Hullo, hope this doesn't end up being too trivial.
The relevant parts of my stack are Gunicorn/Celery, neomodel (0.3.6), and py2neo (1.5). Neo4j version is 1.9.4, bound on 0.0.0.0:7474 (all of this is on linux, Ubuntu 13.04 I think)
So my gunicorn/celery servers are fine most of the time, except occasionally, I get the following error:
ConnectionRefusedError(111, 'Connection refused')
Stacktrace (most recent call last):
File "flask/app.py", line 1817, in wsgi_app
response = self.full_dispatch_request()
File "flask/app.py", line 1477, in full_dispatch_request
rv = self.handle_user_exception(e)
File "flask/app.py", line 1381, in handle_user_exception
reraise(exc_type, exc_value, tb)
File "flask/_compat.py", line 33, in reraise
raise value
File "flask/app.py", line 1475, in full_dispatch_request
rv = self.dispatch_request()
File "flask/app.py", line 1461, in dispatch_request
return self.view_functions[rule.endpoint](**req.view_args)
File "Noomsa/web/core/util.py", line 156, in inner
user = UserMixin().get_logged_in()
File "Noomsa/web/core/util.py", line 117, in get_logged_in
user = models.User.index.get(username=flask.session["user"])
File "neomodel/index.py", line 50, in get
nodes = self.search(query=query, **kwargs)
File "neomodel/index.py", line 41, in search
return [self.node_class.inflate(n) for n in self._execute(str(query))]
File "neomodel/index.py", line 28, in _execute
return self.__index__.query(query)
File "py2neo/neo4j.py", line 2044, in query
self.__uri__, quote(query, "")
File "py2neo/rest.py", line 430, in _send
raise SocketError(err)
So, as you can see, I do a call to User.index.get
(The first call in the request response), and get a socket error. Sometimes. Most of the time, it connects fine. The error occurs amongst all Flask views/Celery tasks that use the neo4j connection (and not just doing User.index.get
;)).
So far, the steps I've taken have involved moneky patching the neomodel connection function to check that the GraphDatabaseService
object is created per thread, and to automatically reconnect (and authenticate) to the neo4j server every 30 or so seconds. This may have reduced the frequency of the errors, but they still occur.
Looking for the error online, it seems to be mostly people trying to connect to the wrong interface/ip/port. However, given that the majority of my requests go through, I don't feel like that is the case here.
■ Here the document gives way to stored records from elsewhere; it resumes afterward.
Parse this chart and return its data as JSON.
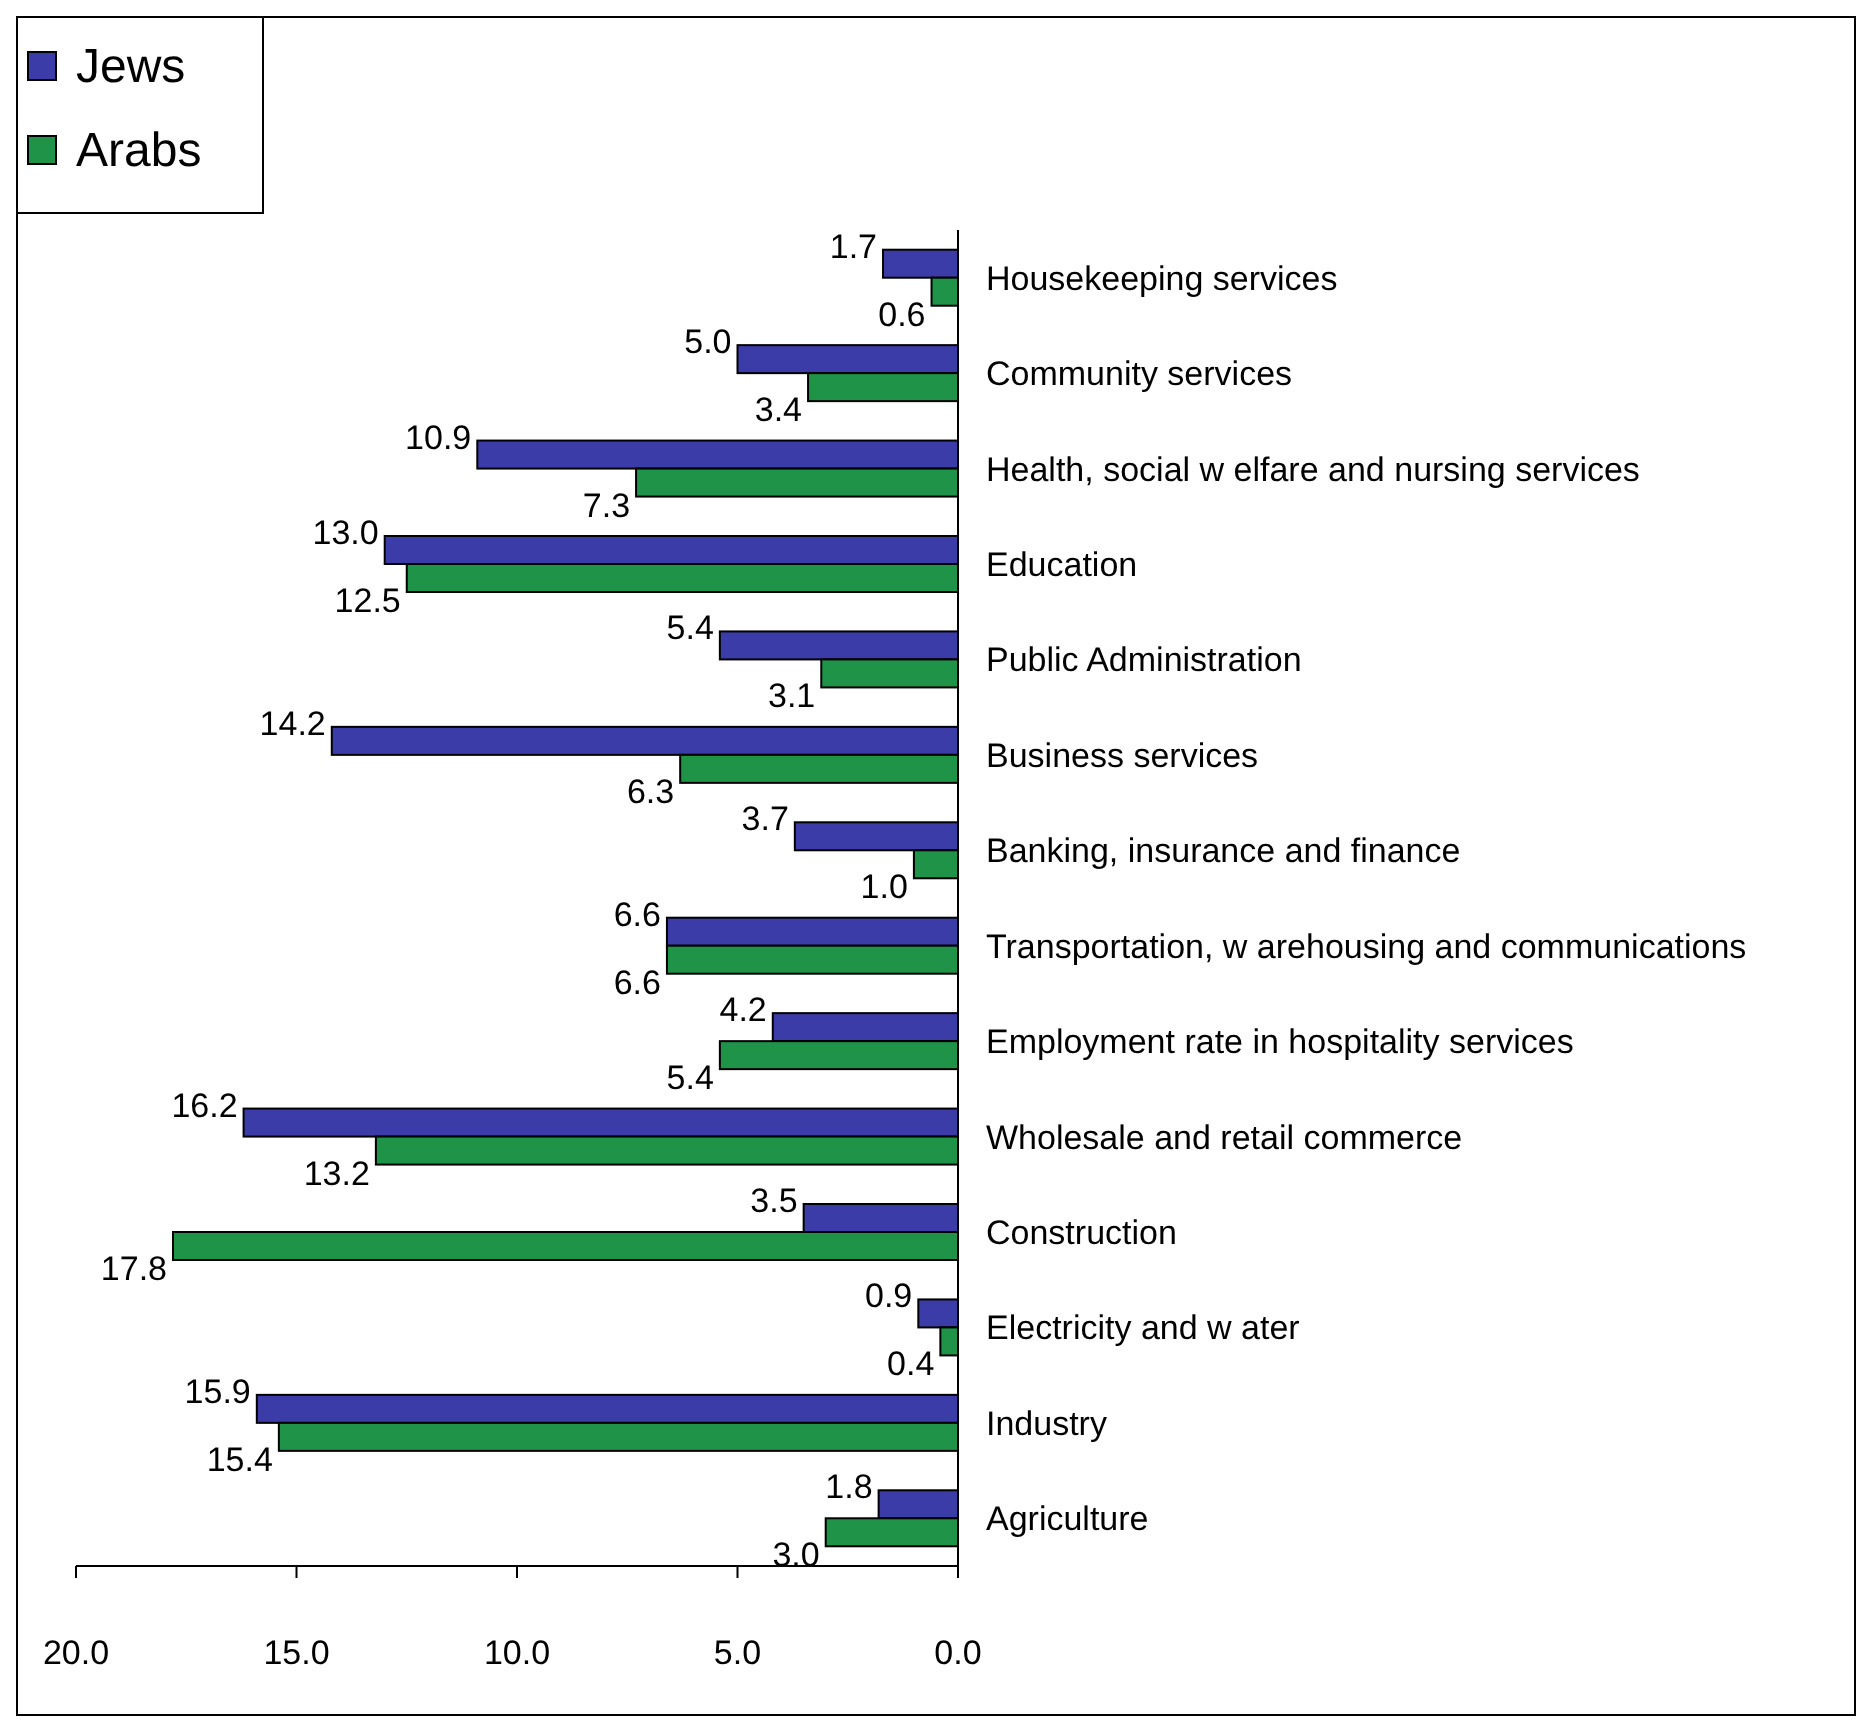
{
  "chart_data": {
    "type": "bar",
    "orientation": "horizontal",
    "categories": [
      "Housekeeping services",
      "Community services",
      "Health, social w elfare and nursing services",
      "Education",
      "Public Administration",
      "Business services",
      "Banking, insurance and finance",
      "Transportation, w arehousing and communications",
      "Employment rate in hospitality services",
      "Wholesale and retail commerce",
      "Construction",
      "Electricity and w ater",
      "Industry",
      "Agriculture"
    ],
    "series": [
      {
        "name": "Jews",
        "color": "#3c3ca8",
        "values": [
          1.7,
          5.0,
          10.9,
          13.0,
          5.4,
          14.2,
          3.7,
          6.6,
          4.2,
          16.2,
          3.5,
          0.9,
          15.9,
          1.8
        ],
        "value_labels": [
          "1.7",
          "5.0",
          "10.9",
          "13.0",
          "5.4",
          "14.2",
          "3.7",
          "6.6",
          "4.2",
          "16.2",
          "3.5",
          "0.9",
          "15.9",
          "1.8"
        ]
      },
      {
        "name": "Arabs",
        "color": "#1f9448",
        "values": [
          0.6,
          3.4,
          7.3,
          12.5,
          3.1,
          6.3,
          1.0,
          6.6,
          5.4,
          13.2,
          17.8,
          0.4,
          15.4,
          3.0
        ],
        "value_labels": [
          "0.6",
          "3.4",
          "7.3",
          "12.5",
          "3.1",
          "6.3",
          "1.0",
          "6.6",
          "5.4",
          "13.2",
          "17.8",
          "0.4",
          "15.4",
          "3.0"
        ]
      }
    ],
    "xlim": [
      20,
      0
    ],
    "xticks": [
      {
        "value": 20,
        "label": "20.0"
      },
      {
        "value": 15,
        "label": "15.0"
      },
      {
        "value": 10,
        "label": "10.0"
      },
      {
        "value": 5,
        "label": "5.0"
      },
      {
        "value": 0,
        "label": "0.0"
      }
    ],
    "grid": false,
    "legend": "top left"
  }
}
Any ideas? I don't think it's related, but my database seems to have 38k orphaned nodes; that's probably worthy of another question in its own right.
EDIT: I should add, this seems to disappear when running gunicorn/celery with workers=1
, instead of workers=$CPU_N
. Can't see why it should matter, as apparently neo4j is set up to handle $N_CPU*10
connections by default.
This looks like a networking or web stack configuration problem so I don't think I can help from a py2neo perspective. I'd recommend upgrading to py2neo 1.6 though as the client HTTP code has been completely rewritten and it might handle a reconnection more gracefully.